SEOUL, Nov. 27 (Korea Bizwire) — South Korea is a pioneering Asian country in video art, being the home of Paik Nam-june, the de facto inventor of the genre.
To chronicle the unique history of Korean video art, the National Museum of Modern and Contemporary Art (MMCA) is this week holding a special exhibition that illuminates key works of video art and video artists from the early 1970s to the late 1990s at its Gwacheon outlet.
The exhibition, “Korean Video Art from 1970s to 1990s: Time Image Apparatus,” will kick off its six-month run on Thursday at the museum’s main halls on the second and third floors. The show will be open till May 31 next year.
“Having started video art in the late 1960s and the early 1970s, the starting point of South Korea is pretty early for an Asia country, compared to Japan or China,” according to the exhibition’s co-curator Bae Myung-ji.

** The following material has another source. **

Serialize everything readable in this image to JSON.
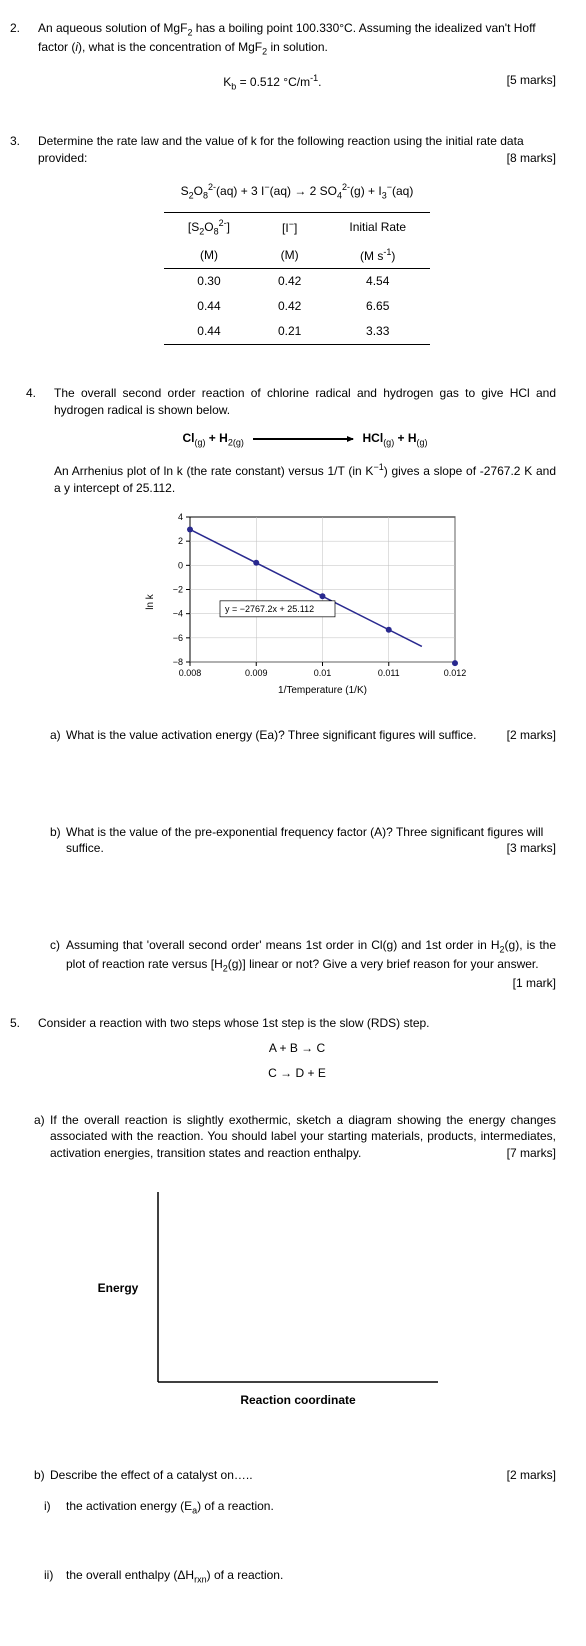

“This led to a tide of interest in studying and critiquing the history of Korean video art, especially from outside of the country,” the curator said as the motive for organizing the show.
The exhibition walks visitors through some 130 video art works, installations and still images from video art by some 60 representative video artists in chronological order, illuminating how the focus of Korean video art shifted from the initial experiment of video as a new art form to the discourse of globalization and neo-liberalism in the 1990s.
Paik, the godfather of video art, influenced Korean artists’ early interest in video as a new art form with his symbolic 1973 work, “Global Groove,” inspiring early Korean video artists, like Park Hyun-ki and Kim Young-jin.
“Global Groove,” a 28-minute video montage of a salad of traditional and modern images from across the world, is part of the exhibition along with several of Paik’s other works.
Another work on display is a streamlined version of “Good Morning Mr. Orwell,” Paik’s 1984 cross-country satellite broadcasting project, designed as a rebuttal to the English author’s depiction of TV as a means of control and surveillance.
Paik’s pioneering works led many Korean artists, like Park, to explore the question of “imagination and existence” in works like “Untitled.”
The 1979 work builds a stone tower with actual rocks with video images of rocks, posing a question between reality and virtual reality.
The collection also includes a symbolic 1969 film, “The Meaning of 1/24 Second,” by Kim Ku-rim, which depicts images of sweeping urbanization alongside images of a stray man.
“The Sound of Landscape + Eye for Field,” a black mound of dirt encasing a video image of a moving eye by Yook Keun-byung, is another major presence setting the tone for the exhibition.
“Gravity Greater Than Velocity II,” an installation work featuring South Korean singing rooms by globally celebrated artist Lee Bul and colorful films by Kim Soo-ja are some of the major works characterizing the exhibition’s section featuring the era in the 1990s.
“It’s a textbook-like exhibition chronicling Korean video art from the 1970s to the 1990s. I wish MMCA had a separate video exhibition hall so that it could go on display after its six-month run,” MMCA Director Yun Bum-mo said in a press conference on Wednesday.